O artigo começa por apresentar os problemas relacionados ao custo das assinaturas dos periódicos. Até os anos 1970, e ainda no começo da década seguinte, era comum que os pesquisadores mesmo assinassem as revistas que lhes interessavam. Isso, porém, passou a ser muito caro e os interessados começaram a desistir das assinaturas individuais e recorrer aos acervos das bibliotecas, voltando ao citado problema do acesso a um exemplar, simultaneamente, por mais de um pesquisador. Assim proliferou-se a “era das separatas”: os chamados preprints, reprints e… as fotocópias, oficiais (pagas) e piratas. Por alguma razão, os custos de edição tornaram-se muito altos, não sendo mais (segundo as editoras) cobertos pelas assinaturas. Solução: começar a cobrar os autores para custear a edição, nosso fantasma mencionado acima. Parece que, pelo menos na comunidade da física, quase todo mundo pagava, não com recursos próprios, mas com financiamento do governo (como aparece em uma tabela neste artigo de 1982). Esse “quase todo mundo” refere-se, claro, à comunidade no Hemisfério Norte.

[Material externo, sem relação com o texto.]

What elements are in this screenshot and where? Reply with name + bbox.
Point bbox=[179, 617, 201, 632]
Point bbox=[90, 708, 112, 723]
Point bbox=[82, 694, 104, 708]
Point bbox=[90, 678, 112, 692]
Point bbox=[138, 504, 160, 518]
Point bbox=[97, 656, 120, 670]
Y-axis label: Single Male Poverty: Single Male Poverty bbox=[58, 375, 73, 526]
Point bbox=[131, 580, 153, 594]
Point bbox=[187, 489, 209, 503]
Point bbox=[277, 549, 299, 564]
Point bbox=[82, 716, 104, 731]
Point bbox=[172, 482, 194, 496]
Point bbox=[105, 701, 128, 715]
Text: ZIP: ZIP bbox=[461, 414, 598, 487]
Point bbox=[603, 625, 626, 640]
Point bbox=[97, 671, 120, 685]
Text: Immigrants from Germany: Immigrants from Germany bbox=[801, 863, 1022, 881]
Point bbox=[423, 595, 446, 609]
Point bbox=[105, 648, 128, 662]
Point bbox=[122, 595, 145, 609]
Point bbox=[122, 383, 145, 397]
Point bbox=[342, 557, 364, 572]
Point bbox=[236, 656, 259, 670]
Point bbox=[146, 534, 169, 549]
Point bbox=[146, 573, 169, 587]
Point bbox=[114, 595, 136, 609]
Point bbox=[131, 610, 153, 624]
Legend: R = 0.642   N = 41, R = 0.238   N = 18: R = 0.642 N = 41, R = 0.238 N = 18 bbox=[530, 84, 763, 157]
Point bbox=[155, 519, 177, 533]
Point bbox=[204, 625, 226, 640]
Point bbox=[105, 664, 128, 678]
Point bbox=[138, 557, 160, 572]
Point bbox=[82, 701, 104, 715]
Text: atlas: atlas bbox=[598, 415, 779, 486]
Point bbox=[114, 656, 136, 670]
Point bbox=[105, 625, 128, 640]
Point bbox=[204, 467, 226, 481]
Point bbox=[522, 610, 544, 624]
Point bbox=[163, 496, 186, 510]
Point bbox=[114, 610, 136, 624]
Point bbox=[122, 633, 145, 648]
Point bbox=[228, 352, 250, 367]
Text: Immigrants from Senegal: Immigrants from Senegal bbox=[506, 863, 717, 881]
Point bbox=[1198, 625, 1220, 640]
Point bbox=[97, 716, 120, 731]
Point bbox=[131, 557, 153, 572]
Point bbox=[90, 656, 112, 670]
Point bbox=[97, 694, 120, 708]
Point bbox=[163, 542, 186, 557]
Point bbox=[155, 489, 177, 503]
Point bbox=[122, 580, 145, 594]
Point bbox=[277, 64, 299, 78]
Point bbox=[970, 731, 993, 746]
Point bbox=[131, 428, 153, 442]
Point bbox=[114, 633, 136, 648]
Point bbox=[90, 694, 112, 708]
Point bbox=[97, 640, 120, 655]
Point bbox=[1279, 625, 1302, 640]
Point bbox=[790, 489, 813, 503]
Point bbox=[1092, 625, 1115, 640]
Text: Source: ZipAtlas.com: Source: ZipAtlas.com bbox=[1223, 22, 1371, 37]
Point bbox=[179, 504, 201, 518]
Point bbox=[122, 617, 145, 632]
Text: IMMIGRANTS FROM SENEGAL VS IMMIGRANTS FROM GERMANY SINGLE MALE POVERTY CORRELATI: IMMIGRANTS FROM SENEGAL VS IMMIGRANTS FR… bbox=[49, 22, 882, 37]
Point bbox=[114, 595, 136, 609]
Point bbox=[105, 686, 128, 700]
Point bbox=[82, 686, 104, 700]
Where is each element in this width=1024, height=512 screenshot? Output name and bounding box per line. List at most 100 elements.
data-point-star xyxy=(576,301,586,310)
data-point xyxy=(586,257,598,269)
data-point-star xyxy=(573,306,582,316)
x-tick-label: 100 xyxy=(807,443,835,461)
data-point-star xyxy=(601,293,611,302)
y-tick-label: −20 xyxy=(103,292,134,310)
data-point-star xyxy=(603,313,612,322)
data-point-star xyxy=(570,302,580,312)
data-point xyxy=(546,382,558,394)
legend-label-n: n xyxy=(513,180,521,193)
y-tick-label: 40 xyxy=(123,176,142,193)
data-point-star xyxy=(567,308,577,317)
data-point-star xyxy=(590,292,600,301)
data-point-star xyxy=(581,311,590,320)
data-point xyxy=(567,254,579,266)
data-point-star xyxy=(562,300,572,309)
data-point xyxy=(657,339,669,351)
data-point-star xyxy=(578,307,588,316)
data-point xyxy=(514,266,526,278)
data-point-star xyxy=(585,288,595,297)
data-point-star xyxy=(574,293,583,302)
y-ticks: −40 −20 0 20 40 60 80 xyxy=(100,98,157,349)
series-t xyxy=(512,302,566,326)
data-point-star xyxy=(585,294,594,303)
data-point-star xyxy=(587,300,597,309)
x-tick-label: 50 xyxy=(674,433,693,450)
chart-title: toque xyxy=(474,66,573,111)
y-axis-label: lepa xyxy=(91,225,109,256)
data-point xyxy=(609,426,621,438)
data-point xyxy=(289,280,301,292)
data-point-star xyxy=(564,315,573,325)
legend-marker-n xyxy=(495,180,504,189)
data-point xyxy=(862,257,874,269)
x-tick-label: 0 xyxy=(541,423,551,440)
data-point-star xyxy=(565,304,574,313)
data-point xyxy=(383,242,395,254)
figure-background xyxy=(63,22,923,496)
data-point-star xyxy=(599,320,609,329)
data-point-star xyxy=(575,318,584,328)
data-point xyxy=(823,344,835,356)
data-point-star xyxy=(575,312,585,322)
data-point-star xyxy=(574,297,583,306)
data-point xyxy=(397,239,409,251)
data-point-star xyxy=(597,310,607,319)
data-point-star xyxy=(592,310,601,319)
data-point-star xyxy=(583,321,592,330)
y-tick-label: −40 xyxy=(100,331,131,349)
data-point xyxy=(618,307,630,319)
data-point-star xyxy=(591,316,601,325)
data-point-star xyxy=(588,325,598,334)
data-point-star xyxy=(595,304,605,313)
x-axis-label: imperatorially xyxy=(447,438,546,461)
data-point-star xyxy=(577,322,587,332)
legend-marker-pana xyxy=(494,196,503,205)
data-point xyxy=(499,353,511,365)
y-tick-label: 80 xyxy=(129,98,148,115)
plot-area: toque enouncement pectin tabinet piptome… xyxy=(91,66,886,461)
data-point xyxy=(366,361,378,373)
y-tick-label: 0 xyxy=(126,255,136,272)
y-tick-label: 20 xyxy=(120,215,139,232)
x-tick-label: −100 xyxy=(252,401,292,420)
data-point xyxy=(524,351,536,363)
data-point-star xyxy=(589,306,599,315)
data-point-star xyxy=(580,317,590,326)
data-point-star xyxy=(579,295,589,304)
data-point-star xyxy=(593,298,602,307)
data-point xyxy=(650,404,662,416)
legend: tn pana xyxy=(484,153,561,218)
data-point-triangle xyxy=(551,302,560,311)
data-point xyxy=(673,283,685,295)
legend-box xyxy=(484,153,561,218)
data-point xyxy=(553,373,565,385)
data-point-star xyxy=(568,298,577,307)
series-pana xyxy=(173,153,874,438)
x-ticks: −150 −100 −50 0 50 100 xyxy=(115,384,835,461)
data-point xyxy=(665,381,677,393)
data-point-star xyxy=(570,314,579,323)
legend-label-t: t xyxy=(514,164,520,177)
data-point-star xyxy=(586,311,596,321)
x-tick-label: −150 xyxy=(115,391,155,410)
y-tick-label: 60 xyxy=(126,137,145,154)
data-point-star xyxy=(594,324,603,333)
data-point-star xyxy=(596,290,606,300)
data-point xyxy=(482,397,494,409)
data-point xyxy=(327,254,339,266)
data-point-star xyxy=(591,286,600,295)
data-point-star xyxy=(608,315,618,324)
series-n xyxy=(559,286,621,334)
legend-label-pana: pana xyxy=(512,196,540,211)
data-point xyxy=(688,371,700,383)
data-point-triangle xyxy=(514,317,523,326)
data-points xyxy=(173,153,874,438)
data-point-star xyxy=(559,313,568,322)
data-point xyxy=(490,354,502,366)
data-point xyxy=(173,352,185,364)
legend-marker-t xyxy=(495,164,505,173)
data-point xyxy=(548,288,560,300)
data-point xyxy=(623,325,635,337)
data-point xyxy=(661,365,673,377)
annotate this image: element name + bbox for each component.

O custo médio por artigo das page charges era de US$ 500 em média para periódicos do American Institute of Physics. Em valores atuais, o equivalente aproximadamente a US$ 1.600. Valor substancialmente abaixo das APCs (article processing charges) de hoje, que garantem acesso aberto aos artigos, coisa que as taxas de antanho não propiciavam. Nem poderiam, pois só havia revistas impressas. O periódico eletrônico imaginado na época não é o periódico todo online, aos quais nos acostumamos. Referia-se às tecnologias que transformariam a edição analógica das revistas em digital, em uma distribuição mais eficiente e rápida de artigos individuais, as tais separatas. Os periódicos continuariam a ser periódicos, guardados em bibliotecas, pois, citando este artigo de 1982:

Autores, editores, bibliotecas e leitores também colocam amplas restrições ao uso de um sistema de periódico eletrônico. Um problema é a falta de incentivo de mudança para esses atores. Autores, por exemplo, são incentivados em parte a publicar por prestígio e reconhecimento. Qualquer sistema de comunicação alternativo precisa contemplar as necessidades perceptíveis daqueles que estão em ambientes “publique ou pereça”, que existem em algumas áreas da ciência e em organizações.

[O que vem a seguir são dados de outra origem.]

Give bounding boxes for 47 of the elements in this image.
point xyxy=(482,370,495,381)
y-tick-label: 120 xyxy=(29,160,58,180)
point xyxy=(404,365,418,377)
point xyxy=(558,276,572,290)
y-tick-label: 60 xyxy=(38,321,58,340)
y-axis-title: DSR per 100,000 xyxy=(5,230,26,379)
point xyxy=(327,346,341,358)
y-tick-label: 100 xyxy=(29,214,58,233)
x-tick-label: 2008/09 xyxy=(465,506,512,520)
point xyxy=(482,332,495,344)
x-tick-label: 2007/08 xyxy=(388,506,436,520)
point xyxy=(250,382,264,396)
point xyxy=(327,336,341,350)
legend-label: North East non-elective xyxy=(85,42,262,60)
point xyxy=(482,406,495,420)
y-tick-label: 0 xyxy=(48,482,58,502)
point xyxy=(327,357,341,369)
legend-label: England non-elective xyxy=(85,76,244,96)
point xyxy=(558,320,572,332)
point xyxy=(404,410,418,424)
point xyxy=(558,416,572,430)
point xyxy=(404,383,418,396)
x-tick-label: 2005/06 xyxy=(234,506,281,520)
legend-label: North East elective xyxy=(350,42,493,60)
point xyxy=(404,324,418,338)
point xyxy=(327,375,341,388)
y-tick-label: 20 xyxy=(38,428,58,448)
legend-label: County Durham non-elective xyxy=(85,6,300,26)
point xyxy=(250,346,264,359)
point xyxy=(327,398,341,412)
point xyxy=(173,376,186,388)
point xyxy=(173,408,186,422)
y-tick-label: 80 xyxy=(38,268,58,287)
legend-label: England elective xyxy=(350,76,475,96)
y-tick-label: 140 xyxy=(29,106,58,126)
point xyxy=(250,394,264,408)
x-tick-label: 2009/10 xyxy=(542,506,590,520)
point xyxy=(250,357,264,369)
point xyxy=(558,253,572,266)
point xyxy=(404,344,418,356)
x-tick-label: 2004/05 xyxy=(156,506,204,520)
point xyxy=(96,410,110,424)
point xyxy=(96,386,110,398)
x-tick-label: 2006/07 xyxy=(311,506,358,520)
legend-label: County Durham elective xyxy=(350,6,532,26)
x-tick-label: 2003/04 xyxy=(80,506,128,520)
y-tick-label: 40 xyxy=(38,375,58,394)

Outras restrições imaginadas foram discutidas, mas vou me ater à citação acima, recorrendo a um artigo de opinião de dez anos depois, publicado na Nature por seu então editor, John Maddox: “Periódicos eletrônicos têm futuro – uma conferência sobre as mudanças nos padrões de publicação de periódicos sugere que os periódicos eletrônicos já chegaram, mas sua gestão continua sendo um problema para o futuro”[iii]. O cenário de hoje sugere que esses problemas foram resolvidos, pelo menos para as editoras, mesmo porque, logo que a internet comercial tornou possível os periódicos eletrônicos de fato, como conhecemos, toda uma tribo acadêmica se debruçou sobre essas questões e criou-se, claro, um periódico científico para isso, The Journal of electronic publishing[iv], indexado na Scopus. O índice do número de lançamento (janeiro de 1995) vale uma visita: quase todos os artigos são sobre aspectos econômicos, precificação, estrutura de custos, licenciamentos, gestão etc. Ou seja, como viabilizar o negócio.

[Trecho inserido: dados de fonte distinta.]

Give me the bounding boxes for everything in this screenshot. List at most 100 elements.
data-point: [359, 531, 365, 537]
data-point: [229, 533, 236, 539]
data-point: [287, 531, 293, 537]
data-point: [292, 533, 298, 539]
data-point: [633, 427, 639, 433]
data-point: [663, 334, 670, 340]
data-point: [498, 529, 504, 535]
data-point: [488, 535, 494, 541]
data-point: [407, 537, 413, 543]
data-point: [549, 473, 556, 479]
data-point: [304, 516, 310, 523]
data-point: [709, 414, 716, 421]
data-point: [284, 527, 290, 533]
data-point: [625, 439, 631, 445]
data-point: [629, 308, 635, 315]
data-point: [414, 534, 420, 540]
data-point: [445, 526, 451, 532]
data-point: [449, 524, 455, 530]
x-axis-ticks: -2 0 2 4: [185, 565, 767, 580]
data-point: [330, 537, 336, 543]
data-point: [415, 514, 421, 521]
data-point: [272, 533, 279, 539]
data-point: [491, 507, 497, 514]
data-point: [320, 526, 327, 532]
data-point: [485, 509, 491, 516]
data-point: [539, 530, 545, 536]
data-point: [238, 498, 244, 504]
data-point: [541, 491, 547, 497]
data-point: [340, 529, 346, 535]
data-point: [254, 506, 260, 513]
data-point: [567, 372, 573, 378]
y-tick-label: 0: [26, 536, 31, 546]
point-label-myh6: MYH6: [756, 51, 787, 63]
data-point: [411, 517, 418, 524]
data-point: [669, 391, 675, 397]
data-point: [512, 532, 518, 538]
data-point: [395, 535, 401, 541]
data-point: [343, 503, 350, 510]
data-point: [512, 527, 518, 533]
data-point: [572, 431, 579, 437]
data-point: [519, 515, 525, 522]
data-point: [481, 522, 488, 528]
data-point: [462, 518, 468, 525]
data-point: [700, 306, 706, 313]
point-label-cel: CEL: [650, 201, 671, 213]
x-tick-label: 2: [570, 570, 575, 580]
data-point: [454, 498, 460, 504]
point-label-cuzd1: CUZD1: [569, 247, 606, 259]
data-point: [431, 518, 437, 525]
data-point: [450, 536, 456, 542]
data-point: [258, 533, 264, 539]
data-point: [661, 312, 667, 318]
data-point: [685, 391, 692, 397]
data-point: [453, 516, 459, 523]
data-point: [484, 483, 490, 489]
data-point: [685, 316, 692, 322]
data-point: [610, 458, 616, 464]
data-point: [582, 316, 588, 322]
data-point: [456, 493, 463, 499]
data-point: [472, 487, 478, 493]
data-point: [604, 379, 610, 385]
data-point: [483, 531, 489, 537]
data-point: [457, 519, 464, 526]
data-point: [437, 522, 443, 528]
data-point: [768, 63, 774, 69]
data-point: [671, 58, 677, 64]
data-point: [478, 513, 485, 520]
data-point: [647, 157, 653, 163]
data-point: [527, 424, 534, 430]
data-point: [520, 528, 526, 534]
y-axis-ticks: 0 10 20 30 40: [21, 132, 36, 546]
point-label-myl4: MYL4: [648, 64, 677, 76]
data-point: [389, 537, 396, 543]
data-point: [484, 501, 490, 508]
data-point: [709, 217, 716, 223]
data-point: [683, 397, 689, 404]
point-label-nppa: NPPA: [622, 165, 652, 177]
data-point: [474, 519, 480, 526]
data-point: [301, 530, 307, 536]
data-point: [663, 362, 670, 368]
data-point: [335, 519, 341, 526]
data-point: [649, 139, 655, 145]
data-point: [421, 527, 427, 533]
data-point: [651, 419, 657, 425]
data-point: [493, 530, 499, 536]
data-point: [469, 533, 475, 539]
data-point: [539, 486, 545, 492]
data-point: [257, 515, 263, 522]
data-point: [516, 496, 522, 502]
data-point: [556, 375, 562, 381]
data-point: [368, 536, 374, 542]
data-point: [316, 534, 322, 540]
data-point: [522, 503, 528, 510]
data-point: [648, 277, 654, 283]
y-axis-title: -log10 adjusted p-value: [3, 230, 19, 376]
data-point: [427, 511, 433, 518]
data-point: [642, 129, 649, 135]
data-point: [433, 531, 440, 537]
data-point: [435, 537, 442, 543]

Voltando ao artigo do editor da Nature em 1992. Um trecho dele me chamou a atenção, pois elabora parte do que aparece no artigo de dez anos antes na Physics Today:

O que impulsiona esse imenso e dispendioso crescimento [número de publicações científicas]? Mesmo considerando o aumento considerável da comunidade acadêmica, as severas críticas aos artigos duplicados e a publicação em série de relatórios provisórios de avanços insignificantes (“fatias de salame”), o fenômeno merece explicação.

O tópico comum na maioria das explicações [sobre publicação eletrônica] é que publicar tornou-se uma espécie de imprensa da vaidade, existindo para servir os interesses de seus contribuidores. E por que esse interesse tão clamoroso? Que uma pesquisa não publicada pode muito bem ser considerada como não realizada é um princípio geralmente aceito, mas o uso de trabalhos publicados, quem sabe até ponderados pelo número de citações, tornou-se também uma influência corriqueira nas designações e promoções acadêmicas.

Tendo presenciado essa transição e aceitado as boas-vindas a esse admirável mundo novo, pareceu-me importante compartilhar essas histórias, dentre outras que ficaram de fora[v], com aqueles que começaram a carreira já no novo mundo. As citações logo acima lembram uma vez mais que coisas do novo mundo existem desde o velho, com a “imprensa da vaidade” substituída pela digital e as especulações sobre um “sistema de comunicação alternativo” esquecidas.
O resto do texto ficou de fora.